Par des mémoires en intervention, enregistrés le 1er mars, 4 juillet et 8 septembre 2023, l'association pour la sauvegarde du patrimoine, de l'environnement, du cadre de vie et des territoires en Val de Sensée (ASPECT Val de Sensée), l'association K..., l'association Groupe Ornithologique et Naturaliste - agrément régional Hauts de France (GON), la commune I..., la commune de G..., la commune de A..., la commune de A..., la commune de A..., la commune de J..., Mme B... H..., M. F... C... et Mme E... D..., représentés par Me Philippe Audouin, concluent :
1°) à l'admission de leur intervention volontaire ;
2°) à titre principal, à la confirmation de la légalité de l'arrêté du 30 mars 2022 ;
3°) à titre subsidiaire, à la mise en œuvre d'une substitution de motif ;
4°) au rejet de la requête ;
5°) à la mise à la charge de la SAS Eolis les Mûriers d'une somme de 4 000 euros au titre de l'article L. 761-1 du code de justice administrative.
Ils soutiennent que :
- leur intervention est recevable ;
- les moyens de la requête ne sont pas fondés ;
- la cour ne peut pas délivrer l'autorisation sollicitée eu égard à la violation des articles L. 411-1 et L. 411-2 du code de l'environnement.

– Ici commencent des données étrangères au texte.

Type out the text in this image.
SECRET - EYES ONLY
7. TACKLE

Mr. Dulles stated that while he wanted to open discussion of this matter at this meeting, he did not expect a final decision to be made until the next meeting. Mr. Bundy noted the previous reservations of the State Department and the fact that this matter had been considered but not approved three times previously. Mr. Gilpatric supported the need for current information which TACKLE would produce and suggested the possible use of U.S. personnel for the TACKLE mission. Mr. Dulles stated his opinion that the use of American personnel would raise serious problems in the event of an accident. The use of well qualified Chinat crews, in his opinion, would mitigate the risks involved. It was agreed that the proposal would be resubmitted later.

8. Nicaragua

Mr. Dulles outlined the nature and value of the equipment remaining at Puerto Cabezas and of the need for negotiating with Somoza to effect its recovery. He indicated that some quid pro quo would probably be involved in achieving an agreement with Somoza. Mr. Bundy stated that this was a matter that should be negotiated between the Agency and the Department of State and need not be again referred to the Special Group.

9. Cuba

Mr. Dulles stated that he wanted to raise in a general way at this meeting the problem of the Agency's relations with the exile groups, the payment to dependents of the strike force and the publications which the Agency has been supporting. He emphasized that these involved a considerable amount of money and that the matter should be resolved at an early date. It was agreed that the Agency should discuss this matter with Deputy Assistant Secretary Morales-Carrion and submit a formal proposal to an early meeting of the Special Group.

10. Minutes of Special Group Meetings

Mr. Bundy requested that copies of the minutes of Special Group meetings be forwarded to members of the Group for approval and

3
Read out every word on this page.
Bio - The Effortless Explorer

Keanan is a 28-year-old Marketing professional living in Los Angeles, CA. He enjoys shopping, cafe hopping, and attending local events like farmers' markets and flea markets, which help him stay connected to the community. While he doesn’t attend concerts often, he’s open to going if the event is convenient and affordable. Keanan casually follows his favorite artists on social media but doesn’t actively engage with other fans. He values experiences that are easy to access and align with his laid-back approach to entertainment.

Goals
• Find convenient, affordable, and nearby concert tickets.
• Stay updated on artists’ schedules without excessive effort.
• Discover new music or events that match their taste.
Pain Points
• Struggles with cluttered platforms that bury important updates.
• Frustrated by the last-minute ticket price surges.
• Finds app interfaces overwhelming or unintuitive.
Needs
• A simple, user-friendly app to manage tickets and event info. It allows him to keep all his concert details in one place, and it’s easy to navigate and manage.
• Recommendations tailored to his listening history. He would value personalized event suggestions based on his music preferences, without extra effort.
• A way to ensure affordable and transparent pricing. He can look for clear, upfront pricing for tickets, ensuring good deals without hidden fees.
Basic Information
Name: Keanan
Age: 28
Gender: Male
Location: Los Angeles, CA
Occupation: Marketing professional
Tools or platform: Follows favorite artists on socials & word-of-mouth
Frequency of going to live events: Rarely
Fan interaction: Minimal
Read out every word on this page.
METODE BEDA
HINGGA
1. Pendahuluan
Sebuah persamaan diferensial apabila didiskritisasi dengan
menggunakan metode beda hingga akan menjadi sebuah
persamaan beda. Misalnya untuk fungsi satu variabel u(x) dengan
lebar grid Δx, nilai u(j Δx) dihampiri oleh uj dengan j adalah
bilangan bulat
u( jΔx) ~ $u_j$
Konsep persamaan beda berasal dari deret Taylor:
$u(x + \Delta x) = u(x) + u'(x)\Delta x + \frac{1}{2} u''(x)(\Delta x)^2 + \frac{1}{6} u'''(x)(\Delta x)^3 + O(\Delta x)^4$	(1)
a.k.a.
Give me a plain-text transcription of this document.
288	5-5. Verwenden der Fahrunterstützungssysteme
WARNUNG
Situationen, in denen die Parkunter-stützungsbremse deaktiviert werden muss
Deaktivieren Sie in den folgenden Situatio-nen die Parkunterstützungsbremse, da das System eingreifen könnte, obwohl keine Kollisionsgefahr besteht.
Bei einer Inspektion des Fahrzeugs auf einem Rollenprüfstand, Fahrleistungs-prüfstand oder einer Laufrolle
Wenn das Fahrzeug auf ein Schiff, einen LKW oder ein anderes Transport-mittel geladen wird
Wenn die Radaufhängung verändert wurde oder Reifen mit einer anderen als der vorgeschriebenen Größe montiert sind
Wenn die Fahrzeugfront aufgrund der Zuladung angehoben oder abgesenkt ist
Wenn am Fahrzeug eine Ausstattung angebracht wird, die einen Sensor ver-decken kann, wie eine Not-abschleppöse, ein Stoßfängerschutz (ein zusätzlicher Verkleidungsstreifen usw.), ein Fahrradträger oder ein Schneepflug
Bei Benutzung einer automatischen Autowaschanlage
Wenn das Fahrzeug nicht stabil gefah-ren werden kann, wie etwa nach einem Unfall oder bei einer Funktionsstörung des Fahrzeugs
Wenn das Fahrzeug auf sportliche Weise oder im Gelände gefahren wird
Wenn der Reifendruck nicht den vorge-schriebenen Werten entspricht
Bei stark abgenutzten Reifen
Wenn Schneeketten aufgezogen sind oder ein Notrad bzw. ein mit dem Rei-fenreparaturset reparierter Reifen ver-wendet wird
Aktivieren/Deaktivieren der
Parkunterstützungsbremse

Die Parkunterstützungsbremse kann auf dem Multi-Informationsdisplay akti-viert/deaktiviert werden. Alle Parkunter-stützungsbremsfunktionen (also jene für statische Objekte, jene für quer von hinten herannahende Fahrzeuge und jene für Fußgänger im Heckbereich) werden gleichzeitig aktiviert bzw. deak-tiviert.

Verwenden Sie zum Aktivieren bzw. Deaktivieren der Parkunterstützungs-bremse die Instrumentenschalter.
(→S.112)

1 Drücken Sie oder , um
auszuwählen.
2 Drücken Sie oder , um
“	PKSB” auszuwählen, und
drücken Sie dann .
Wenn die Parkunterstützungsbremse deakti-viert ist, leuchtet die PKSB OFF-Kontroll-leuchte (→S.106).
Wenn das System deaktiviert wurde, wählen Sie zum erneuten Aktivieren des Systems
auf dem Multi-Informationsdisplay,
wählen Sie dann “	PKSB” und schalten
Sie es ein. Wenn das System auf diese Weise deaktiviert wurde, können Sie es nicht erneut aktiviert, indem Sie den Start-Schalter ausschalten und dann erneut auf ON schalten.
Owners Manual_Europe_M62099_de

Par un mémoire en défense, enregistré le 4 mai 2023, la ministre de la transition écologique et de la cohésion des territoires conclut au rejet de la requête.
Elle soutient que les moyens de la requête ne sont pas fondés.
Par une ordonnance du 23 octobre 2023, la clôture de l'instruction a été prononcée avec effet immédiat, en application des articles R. 611-11-1 et R. 613-1 du code de justice administrative.
Vu les autres pièces du dossier.
Vu :
- le code de l'environnement ;
- le code de l'urbanisme ;
- le code général des collectivités territoriales ;
- le code des relations entre le public et l'administration ;
- le décret n° 2015-1229 du 2 octobre 2015 ;
- l'arrêté du 23 avril 2007 fixant la liste des mammifères terrestres protégés sur l'ensemble du territoire et les modalités de leur protection ;
- l'arrêté du 29 octobre 2009 fixant la liste des oiseaux protégés sur l'ensemble du territoire et les modalités de leur protection ;
- l'arrêté du 26 août 2011 modifié relatif aux installations de production d'électricité utilisant l'énergie mécanique du vent au sein d'une installation soumise à autorisation au titre de la rubrique 2980 de la législation des installations classées pour la protection de l'environnement ;
- le code de justice administrative.
Les parties ont été régulièrement averties du jour de l'audience.
Ont été entendus au cours de l'audience publique :
- le rapport de Mme Ghislaine Borot, présidente de chambre,
- les conclusions de M. Aurélien Gloux-Saliou, rapporteur public,
- les observations de Me Eléonore Kerjean-Gauducheau, représentant la société Eolis les Mûriers et de Me Alexis Fresnoy, représentant l'association pour la sauvegarde du patrimoine, de l'environnement, du cadre de vie et des territoires en Val de Sensée (ASPECT Val de Sensée), l'association K..., l'association Groupe Ornithologique et Naturaliste - agrément régional Hauts de France (GON), la commune I..., la commune de G..., la commune de A..., la commune de A..., la commune de A..., la commune de J..., Mme B... H..., M. F... C... et Mme E... D....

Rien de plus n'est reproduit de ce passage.